The 2nd Circuit also held that because Novartis' representatives were subject to strict oversight and detailed work assign­ments they did not exercise the requisite degree of discretion or independent judg­ment to qualify for the administrative ex­emption. Novartis dictated the frequency of physician visits and provided scripted answers to common questions, from which the reps were directed not to deviate. The reps, moreover, did not have input on No­vartis' marketing strategy or the "core mes­sages" that drove their sales presentations. Novartis reps' interactions with doctors, the court observed, were predicated largely on skills gained or honed during training sessions run by Novartis and were not the product of independent thinking.

By contrast, in Smith v.

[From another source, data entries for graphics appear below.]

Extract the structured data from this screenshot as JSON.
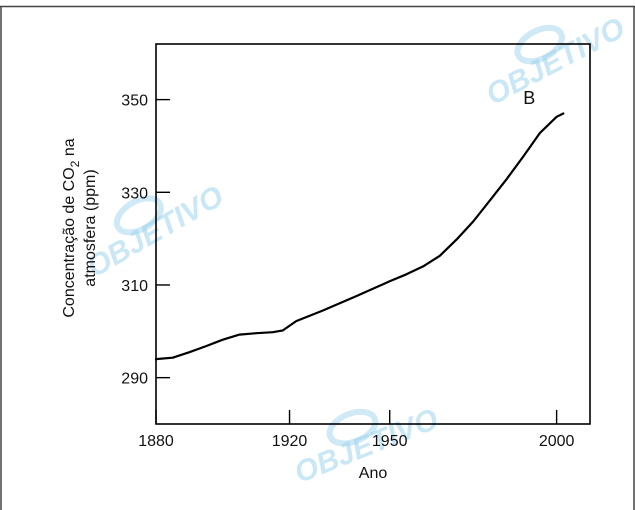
{
  "watermark": {
    "text": "OBJETIVO",
    "color": "#9fd4ef"
  },
  "chart_data": {
    "type": "line",
    "xlabel": "Ano",
    "ylabel": {
      "line1_prefix": "Concentração de CO",
      "line1_sub": "2",
      "line1_suffix": " na",
      "line2": "atmosfera (ppm)"
    },
    "xlim": [
      1880,
      2010
    ],
    "ylim": [
      280,
      362
    ],
    "xticks": [
      1880,
      1920,
      1950,
      2000
    ],
    "yticks": [
      290,
      310,
      330,
      350
    ],
    "grid": false,
    "line_color": "#000000",
    "annotation": {
      "text": "B",
      "x": 1990,
      "y": 349
    },
    "series": [
      {
        "x": [
          1880,
          1885,
          1890,
          1895,
          1900,
          1905,
          1910,
          1915,
          1918,
          1922,
          1930,
          1940,
          1950,
          1955,
          1960,
          1965,
          1970,
          1975,
          1980,
          1985,
          1990,
          1995,
          2000,
          2002
        ],
        "y": [
          294,
          294.3,
          295.5,
          296.8,
          298.2,
          299.3,
          299.6,
          299.8,
          300.2,
          302.2,
          304.5,
          307.6,
          310.8,
          312.3,
          314,
          316.3,
          319.8,
          323.7,
          328.2,
          332.8,
          337.7,
          342.8,
          346.3,
          347
        ]
      }
    ]
  }
}
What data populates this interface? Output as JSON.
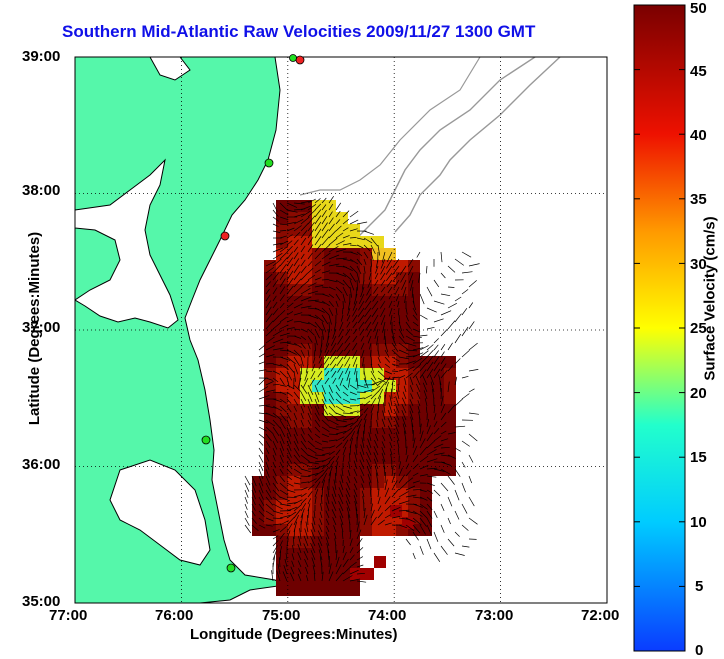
{
  "title": "Southern Mid-Atlantic Raw Velocities 2009/11/27 1300 GMT",
  "x_axis": {
    "label": "Longitude (Degrees:Minutes)",
    "ticks": [
      "77:00",
      "76:00",
      "75:00",
      "74:00",
      "73:00",
      "72:00"
    ]
  },
  "y_axis": {
    "label": "Latitude (Degrees:Minutes)",
    "ticks": [
      "39:00",
      "38:00",
      "37:00",
      "36:00",
      "35:00"
    ]
  },
  "colorbar": {
    "label": "Surface Velocity (cm/s)",
    "ticks": [
      "50",
      "45",
      "40",
      "35",
      "30",
      "25",
      "20",
      "15",
      "10",
      "5",
      "0"
    ],
    "range": [
      0,
      50
    ]
  },
  "colors": {
    "land": "#55f7aa",
    "title": "#1010e8",
    "coastline": "#000000",
    "bathymetry": "#999999",
    "site_green": "#22dd22",
    "site_red": "#ee2222"
  },
  "map_extent": {
    "lon_west": -77,
    "lon_east": -72,
    "lat_south": 35,
    "lat_north": 39
  }
}
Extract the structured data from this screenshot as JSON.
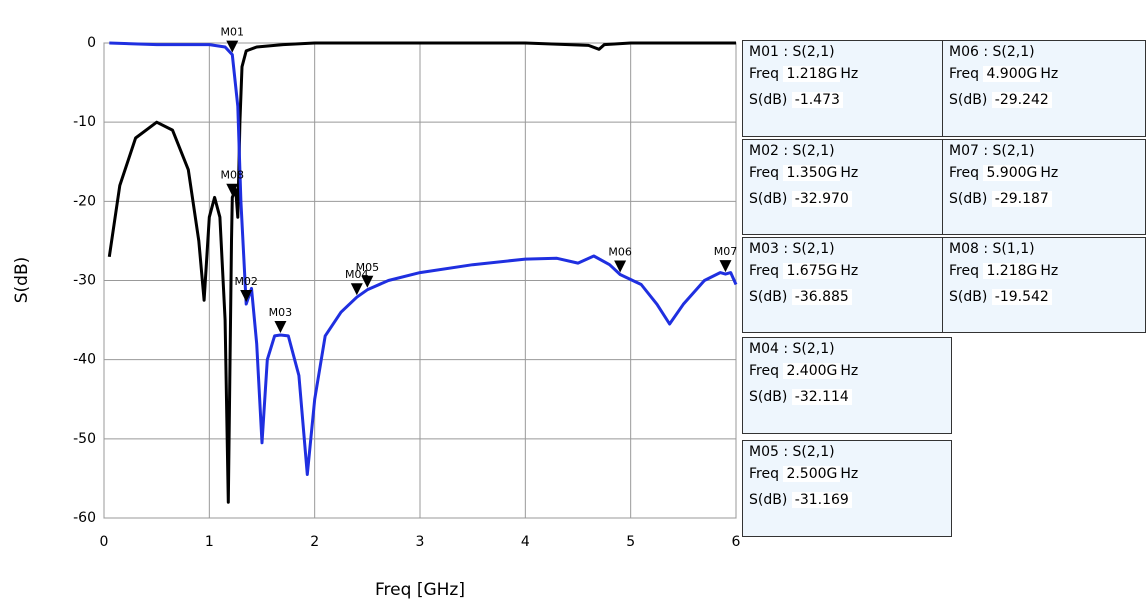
{
  "chart_data": {
    "type": "line",
    "xlabel": "Freq [GHz]",
    "ylabel": "S(dB)",
    "xlim": [
      0,
      6
    ],
    "xticks": [
      0,
      1,
      2,
      3,
      4,
      5,
      6
    ],
    "ylim": [
      -60,
      0
    ],
    "yticks": [
      -60,
      -50,
      -40,
      -30,
      -20,
      -10,
      0
    ],
    "grid": true,
    "series": [
      {
        "color": "#000000",
        "x": [
          0.05,
          0.15,
          0.3,
          0.5,
          0.65,
          0.8,
          0.9,
          0.95,
          1.0,
          1.05,
          1.1,
          1.15,
          1.18,
          1.21,
          1.218,
          1.25,
          1.27,
          1.29,
          1.31,
          1.35,
          1.45,
          1.7,
          2.0,
          3.0,
          4.0,
          4.6,
          4.7,
          4.75,
          5.0,
          6.0
        ],
        "values": [
          -27,
          -18,
          -12,
          -10,
          -11,
          -16,
          -25,
          -32.5,
          -22,
          -19.5,
          -22,
          -35,
          -58,
          -25,
          -19.5,
          -18.5,
          -22,
          -10,
          -3,
          -1,
          -0.5,
          -0.2,
          0,
          0,
          0,
          -0.3,
          -0.8,
          -0.2,
          0,
          0
        ]
      },
      {
        "color": "#1f2fe0",
        "x": [
          0.05,
          0.5,
          1.0,
          1.15,
          1.218,
          1.27,
          1.3,
          1.35,
          1.4,
          1.45,
          1.5,
          1.55,
          1.62,
          1.675,
          1.75,
          1.85,
          1.93,
          2.0,
          2.1,
          2.25,
          2.4,
          2.5,
          2.7,
          3.0,
          3.5,
          4.0,
          4.3,
          4.5,
          4.65,
          4.8,
          4.9,
          5.1,
          5.25,
          5.37,
          5.5,
          5.7,
          5.85,
          5.9,
          5.95,
          6.0
        ],
        "values": [
          0,
          -0.2,
          -0.2,
          -0.5,
          -1.473,
          -8,
          -20,
          -32.97,
          -31,
          -38,
          -50.5,
          -40,
          -37,
          -36.885,
          -37,
          -42,
          -54.5,
          -45,
          -37,
          -34,
          -32.114,
          -31.169,
          -30,
          -29,
          -28,
          -27.3,
          -27.2,
          -27.8,
          -26.9,
          -28,
          -29.242,
          -30.5,
          -33,
          -35.5,
          -33,
          -30,
          -29,
          -29.187,
          -29,
          -30.5
        ]
      }
    ],
    "marker_text": {
      "sep": ":",
      "freq": "Freq",
      "unit": "Hz",
      "sdb": "S(dB)"
    },
    "markers": [
      {
        "name": "M01",
        "param": "S(2,1)",
        "freq": 1.218,
        "freq_label": "1.218G",
        "sdb": -1.473
      },
      {
        "name": "M02",
        "param": "S(2,1)",
        "freq": 1.35,
        "freq_label": "1.350G",
        "sdb": -32.97,
        "sdb_label": "-32.970"
      },
      {
        "name": "M03",
        "param": "S(2,1)",
        "freq": 1.675,
        "freq_label": "1.675G",
        "sdb": -36.885
      },
      {
        "name": "M04",
        "param": "S(2,1)",
        "freq": 2.4,
        "freq_label": "2.400G",
        "sdb": -32.114
      },
      {
        "name": "M05",
        "param": "S(2,1)",
        "freq": 2.5,
        "freq_label": "2.500G",
        "sdb": -31.169
      },
      {
        "name": "M06",
        "param": "S(2,1)",
        "freq": 4.9,
        "freq_label": "4.900G",
        "sdb": -29.242
      },
      {
        "name": "M07",
        "param": "S(2,1)",
        "freq": 5.9,
        "freq_label": "5.900G",
        "sdb": -29.187
      },
      {
        "name": "M08",
        "param": "S(1,1)",
        "freq": 1.218,
        "freq_label": "1.218G",
        "sdb": -19.542
      }
    ]
  }
}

Johnson & John­son, 593 F.3d 280 (3d Cir. 2010), the 3rd Cir­cuit determined that a pharmaceutical sales representative exercised sufficient discretion and independent judgment to come within the administrative exemption where she was "required ... to form a strategic plan designed to maximize sales in her territory" and func­tioned without direct supervisory oversight.

Financial Services Firms
Employees in the financial services indus­try generally meet the duties requirements for the administrative exemption if they are responsible for collecting and analyzing fi­nancial information, recommending invest­ments, and advising clients regarding the advantages and disadvantages of different investment vehicles. The 2nd Circuit has ob­served that "an employee in the financial sec­tor whose primary duty includes marketing, servicing or promoting the employer's finan­cial products likely falls under the adminis­trative exemption," but "an employee whose primary duty is selling financial products does not." Reiseck v. Universal Communications of Miami Inc., 591 F.3d 101 (2d Cir. 2010).

In a closely watched case, the 2nd Circuit ruled in Davis v. J.P. Morgan Chase & Co., 587 F.3d 529 (2d Cir. 2009) that underwrit­ers constrained by detailed credit guide­lines, such that their work was "primarily functional rather than conceptual," did not qualify for the administrative exemption. The financial services industry was dealt another blow with the federal Department of Labor's issuance of Administrator's In­terpretation No. 2010-1 (March 24, 2010), which reversed a long-held position that mortgage loan officers qualified for the ad­ministrative exemption.